De Blasio wants to spend $10B to make Manhattan bigger

New York City is about to get a little bigger.

Mayor Bill de Blasio plans to spend $10 billion to “climate proof” lower Manhattan by building out the coastline by two blocks into the East River from the Brooklyn Bridge to the Battery.

“It will be one of the most complex environmental and engineering challenges our city has ever undertaken and it will, literally, alter the shape of the island of Manhattan,” the mayor wrote in a New York Magazine op-ed.

The buildout will include a half-billion dollars for “grassy berms in parks and removable barriers that can be anchored in place as storms approach,” according to the mayor.

The eastern edge of Lower Manhattan — South Street Seaport and the Financial District — is just 8 feet above the waterline and packed with utilities, sewers and subway lines. So that area will be buttressed by 500 feet, or up to two city blocks, of new land.
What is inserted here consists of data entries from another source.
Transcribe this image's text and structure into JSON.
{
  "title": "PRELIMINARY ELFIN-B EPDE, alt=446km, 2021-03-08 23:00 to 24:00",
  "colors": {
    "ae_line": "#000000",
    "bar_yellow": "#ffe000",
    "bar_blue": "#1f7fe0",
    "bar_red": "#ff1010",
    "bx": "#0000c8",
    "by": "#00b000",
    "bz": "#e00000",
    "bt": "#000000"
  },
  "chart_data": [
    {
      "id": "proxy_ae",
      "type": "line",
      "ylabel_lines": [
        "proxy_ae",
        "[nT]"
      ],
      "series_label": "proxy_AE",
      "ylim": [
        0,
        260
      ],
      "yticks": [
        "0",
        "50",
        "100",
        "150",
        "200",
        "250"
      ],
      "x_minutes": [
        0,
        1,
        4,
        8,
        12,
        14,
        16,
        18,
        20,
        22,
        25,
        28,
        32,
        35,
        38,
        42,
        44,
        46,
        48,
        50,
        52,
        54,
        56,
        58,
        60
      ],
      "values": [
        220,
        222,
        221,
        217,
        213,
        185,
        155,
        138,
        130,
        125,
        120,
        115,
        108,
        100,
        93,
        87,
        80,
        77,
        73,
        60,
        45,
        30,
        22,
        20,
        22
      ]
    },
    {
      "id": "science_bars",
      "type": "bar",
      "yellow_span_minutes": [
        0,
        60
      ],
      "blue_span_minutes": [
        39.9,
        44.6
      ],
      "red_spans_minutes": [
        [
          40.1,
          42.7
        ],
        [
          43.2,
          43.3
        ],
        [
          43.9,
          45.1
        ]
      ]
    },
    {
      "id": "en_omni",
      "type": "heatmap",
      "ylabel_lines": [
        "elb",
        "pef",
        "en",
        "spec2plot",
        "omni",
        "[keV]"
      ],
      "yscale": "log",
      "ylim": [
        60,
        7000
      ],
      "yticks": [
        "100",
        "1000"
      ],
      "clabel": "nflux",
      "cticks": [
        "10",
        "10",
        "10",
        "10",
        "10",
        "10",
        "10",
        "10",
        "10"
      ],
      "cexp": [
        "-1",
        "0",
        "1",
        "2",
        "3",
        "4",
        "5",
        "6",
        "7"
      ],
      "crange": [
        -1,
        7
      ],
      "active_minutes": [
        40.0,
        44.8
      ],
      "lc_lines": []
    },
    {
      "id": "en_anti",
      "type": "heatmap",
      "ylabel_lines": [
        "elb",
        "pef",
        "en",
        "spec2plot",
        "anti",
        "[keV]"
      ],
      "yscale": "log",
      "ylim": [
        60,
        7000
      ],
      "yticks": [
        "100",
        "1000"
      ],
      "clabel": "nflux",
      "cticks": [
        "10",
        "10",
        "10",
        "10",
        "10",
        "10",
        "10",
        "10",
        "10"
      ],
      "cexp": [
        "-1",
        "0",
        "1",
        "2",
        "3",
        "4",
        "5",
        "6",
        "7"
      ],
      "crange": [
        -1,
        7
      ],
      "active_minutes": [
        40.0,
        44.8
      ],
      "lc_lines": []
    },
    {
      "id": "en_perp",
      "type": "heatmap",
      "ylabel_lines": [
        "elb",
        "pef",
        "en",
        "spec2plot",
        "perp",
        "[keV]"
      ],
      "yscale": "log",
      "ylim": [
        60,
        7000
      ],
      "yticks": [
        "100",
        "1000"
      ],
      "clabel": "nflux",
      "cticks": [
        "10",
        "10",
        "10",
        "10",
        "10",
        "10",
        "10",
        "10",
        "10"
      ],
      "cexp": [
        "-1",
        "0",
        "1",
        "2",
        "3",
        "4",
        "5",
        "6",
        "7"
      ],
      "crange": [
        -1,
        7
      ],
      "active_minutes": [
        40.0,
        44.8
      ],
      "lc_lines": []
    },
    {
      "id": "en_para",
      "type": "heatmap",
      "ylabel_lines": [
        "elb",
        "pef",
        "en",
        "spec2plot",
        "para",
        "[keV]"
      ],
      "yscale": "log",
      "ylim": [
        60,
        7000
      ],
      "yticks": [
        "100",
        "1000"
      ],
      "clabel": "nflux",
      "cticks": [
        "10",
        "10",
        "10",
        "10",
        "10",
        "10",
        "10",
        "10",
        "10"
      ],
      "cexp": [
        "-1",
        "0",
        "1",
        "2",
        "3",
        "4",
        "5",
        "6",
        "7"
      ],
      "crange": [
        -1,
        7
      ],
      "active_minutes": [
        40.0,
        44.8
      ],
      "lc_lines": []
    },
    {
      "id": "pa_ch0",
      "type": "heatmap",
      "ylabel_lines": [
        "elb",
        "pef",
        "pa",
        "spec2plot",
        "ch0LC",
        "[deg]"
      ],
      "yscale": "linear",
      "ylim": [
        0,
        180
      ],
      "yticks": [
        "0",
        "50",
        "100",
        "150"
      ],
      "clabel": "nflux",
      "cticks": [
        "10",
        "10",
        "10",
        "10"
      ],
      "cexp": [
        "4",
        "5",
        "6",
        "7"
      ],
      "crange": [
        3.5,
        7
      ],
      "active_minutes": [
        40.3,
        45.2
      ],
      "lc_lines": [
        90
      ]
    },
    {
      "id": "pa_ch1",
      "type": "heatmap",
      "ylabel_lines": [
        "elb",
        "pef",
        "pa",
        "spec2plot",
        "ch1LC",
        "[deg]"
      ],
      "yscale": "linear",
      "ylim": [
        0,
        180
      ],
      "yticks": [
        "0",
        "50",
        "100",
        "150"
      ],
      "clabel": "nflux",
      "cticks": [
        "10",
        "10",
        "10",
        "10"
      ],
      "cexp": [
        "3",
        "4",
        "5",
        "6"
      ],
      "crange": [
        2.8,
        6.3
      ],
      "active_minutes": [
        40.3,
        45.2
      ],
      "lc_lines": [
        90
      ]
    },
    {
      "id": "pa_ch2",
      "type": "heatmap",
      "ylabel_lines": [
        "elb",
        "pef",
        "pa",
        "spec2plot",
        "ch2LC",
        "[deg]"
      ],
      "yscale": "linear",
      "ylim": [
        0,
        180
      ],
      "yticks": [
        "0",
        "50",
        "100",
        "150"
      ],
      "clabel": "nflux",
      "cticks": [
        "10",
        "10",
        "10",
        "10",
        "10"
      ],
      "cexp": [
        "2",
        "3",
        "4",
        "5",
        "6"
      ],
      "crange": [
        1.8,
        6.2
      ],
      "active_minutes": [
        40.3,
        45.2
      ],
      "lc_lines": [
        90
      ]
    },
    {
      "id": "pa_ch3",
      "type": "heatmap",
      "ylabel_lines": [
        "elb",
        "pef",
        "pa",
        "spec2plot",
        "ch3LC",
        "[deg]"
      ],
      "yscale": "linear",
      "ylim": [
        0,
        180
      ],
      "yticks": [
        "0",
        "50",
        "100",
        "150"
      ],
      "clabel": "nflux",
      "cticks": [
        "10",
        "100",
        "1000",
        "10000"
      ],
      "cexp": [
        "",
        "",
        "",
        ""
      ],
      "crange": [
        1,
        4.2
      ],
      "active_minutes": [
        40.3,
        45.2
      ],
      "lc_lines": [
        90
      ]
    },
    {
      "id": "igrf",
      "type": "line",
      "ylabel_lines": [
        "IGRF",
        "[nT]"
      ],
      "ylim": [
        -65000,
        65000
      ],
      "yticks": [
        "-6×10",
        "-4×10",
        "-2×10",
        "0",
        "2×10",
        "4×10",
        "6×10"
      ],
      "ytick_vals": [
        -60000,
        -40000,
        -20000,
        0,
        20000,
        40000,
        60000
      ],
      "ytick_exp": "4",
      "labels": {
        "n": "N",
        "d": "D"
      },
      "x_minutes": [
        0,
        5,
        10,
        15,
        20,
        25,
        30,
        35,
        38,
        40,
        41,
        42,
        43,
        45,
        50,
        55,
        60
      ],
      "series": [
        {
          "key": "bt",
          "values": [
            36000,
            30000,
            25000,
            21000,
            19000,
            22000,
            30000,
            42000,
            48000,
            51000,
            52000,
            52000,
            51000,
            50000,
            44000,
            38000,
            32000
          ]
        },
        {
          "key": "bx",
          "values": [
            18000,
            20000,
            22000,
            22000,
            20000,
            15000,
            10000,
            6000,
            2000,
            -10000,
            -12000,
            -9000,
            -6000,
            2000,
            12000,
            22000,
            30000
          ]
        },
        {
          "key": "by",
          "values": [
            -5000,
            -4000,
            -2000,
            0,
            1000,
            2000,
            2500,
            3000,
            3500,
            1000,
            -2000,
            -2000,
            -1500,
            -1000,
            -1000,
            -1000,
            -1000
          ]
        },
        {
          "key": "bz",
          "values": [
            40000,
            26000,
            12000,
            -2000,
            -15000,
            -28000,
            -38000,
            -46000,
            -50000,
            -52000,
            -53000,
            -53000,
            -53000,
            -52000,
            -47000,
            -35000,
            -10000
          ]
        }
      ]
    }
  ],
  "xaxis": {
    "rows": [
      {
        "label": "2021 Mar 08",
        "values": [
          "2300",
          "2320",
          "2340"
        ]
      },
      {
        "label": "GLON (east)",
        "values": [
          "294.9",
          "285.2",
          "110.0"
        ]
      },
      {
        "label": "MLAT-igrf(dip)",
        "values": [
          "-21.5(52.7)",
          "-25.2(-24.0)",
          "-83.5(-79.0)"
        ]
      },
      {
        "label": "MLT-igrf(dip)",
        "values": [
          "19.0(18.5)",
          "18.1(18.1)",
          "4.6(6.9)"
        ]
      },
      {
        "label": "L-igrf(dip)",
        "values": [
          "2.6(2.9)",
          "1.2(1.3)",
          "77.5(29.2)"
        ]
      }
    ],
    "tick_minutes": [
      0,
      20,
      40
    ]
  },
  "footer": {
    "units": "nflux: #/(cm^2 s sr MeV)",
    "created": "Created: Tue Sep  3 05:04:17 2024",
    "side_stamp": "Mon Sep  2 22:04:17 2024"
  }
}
“When we complete the coastal extension, which could cost $10 billion, Lower Manhattan will be secure from rising seas through 2100,” de Blasio wrote.

He also took a swing at the commander-in-chief, saying, “Nowhere in the $4.75 trillion budget President Trump just proposed is there anything approaching a plan to protect our coastal cities from rising seas.”

De Blasio notes that Hurricane Sandy wrecked 17,000 homes and took 44 lives when it flooded the city with 51 square miles of water in 2012.

“We’re going to protect Lower Manhattan, which includes the Financial District, home to a half-million jobs, 90,000 residents, and the nexus of almost all our subway lines,” he wrote.

He is scheduled to announce the massive project Thursday with a group of climate scientists.